Modern Physics tells us that time is not like how we subjectively experience it. Albert Einstein wrote, “People like us who believe in physics know that the distinction between past, present, and future is only a stubbornly persistent illusion.” He was writing about spacetime, the fact that time and space are inextricably linked in the universe. For physicists, spacetime is like a loaf of bread, which is cut through with present-moment slices. So, yesterday, last year, or one hundred years ago, are still there in previous slices of spacetime. We experience time as a flow because that is how our brains are wired. We evolved to predict the future based on past and present information in a world where the sequence of cause and effect makes sense.

Even with how we normally understand time, we know that the present contains some of the past – like a wave contains the movement of the water behind it that pushes it to the shore. We bring our energy, level of focus, awareness, thoughts, beliefs, past feelings, habits, and behaviours into each new moment.

When we do something enough times, it becomes a habit, or an embedded pattern of thought, emotional reaction, and behaviour, which starts consciously and then becomes automatic and unconscious over time. If you are an experienced driver, the habits you developed to drive a car have become unconscious long ago. We develop habits as they are useful at the time. The trouble is that they become unconscious, so they become part of the unnoticed background of experience. When habits serve us, they are useful, and when they no longer serve us, they can limit our freedom and potential.

We can develop habits in our posture as well as powerful body language, like our resting face, our default facial expression. Many of our emotional habits are formed by our evolutionary impulse to move towards the pleasant and avoid the unpleasant. Some emotional habits become our default way of reacting to triggers, which is equivalent to our resting facial expression.

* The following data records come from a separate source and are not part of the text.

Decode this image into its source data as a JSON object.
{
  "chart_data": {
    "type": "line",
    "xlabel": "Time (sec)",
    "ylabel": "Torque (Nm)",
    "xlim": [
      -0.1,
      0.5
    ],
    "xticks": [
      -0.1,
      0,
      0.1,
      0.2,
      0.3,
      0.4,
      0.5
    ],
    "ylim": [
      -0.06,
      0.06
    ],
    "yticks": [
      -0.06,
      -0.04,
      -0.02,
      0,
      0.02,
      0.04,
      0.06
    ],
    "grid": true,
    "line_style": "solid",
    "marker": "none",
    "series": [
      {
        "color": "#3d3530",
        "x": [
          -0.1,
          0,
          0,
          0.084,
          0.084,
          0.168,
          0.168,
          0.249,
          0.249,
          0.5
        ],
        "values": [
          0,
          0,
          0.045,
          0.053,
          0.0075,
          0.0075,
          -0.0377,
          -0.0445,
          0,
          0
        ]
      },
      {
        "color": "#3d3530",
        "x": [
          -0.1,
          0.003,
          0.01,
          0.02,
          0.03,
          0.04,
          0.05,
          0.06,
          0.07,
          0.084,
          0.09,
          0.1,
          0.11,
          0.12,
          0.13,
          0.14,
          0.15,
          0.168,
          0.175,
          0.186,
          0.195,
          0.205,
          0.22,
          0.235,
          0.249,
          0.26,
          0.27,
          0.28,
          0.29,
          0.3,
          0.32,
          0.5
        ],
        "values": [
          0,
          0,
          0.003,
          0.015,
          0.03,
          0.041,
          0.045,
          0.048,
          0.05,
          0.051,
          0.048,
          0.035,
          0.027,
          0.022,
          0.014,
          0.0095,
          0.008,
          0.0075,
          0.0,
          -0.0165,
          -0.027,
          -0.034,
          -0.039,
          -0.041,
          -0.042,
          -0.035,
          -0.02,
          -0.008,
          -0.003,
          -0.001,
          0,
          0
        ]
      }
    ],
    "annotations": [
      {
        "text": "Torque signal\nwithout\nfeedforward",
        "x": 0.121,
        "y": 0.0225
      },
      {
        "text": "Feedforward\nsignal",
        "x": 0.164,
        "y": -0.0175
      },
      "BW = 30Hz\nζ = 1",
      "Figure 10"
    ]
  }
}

Although physicists tell us that we live in space-time, we only experience the present, the past has a powerful impact on our lives. Using the bread metaphor for space-time, it is as if the previous slices are still resonating with us. With mindful awareness and insight, we can investigate how the past resonates in our present and begin to free ourselves from limiting beliefs, emotions, and embedded habits that no longer serve us or others.

Suggested weekly practice

  • Notice your habits in thought, speech, attitude, behaviour, and mood. See if they are rooted in the past, where they once served you, and whether they still serve you in the present.
  • As far as you can, embrace and acknowledge what comes up about your past with self-compassion, kindness, openness, and acceptance. Honouring the past as your personal history but not allowing it to interfere with and limit your experience in the present.
  • See if there is a default emotion that you return to again and again, like your resting face, and explore how useful this is. If you find it’s no longer useful, swap out the emotion with it’s opposite. For instance, openness and gratitude instead of anger and anxiety.

Guidance
Find somewhere undisturbed and sit in a comfortable, dignified, and upright posture, where you can remain alert and aware.
There are two guided practices for this session. You can close your eyes, or lower your gaze while the meditations play.

  • Play the first settling practice, then read through the session content, which you can print off if that helps.
  • Then play the second practice to explore how the past affects the present moment, as well as experience the potential openness and freedom from the past.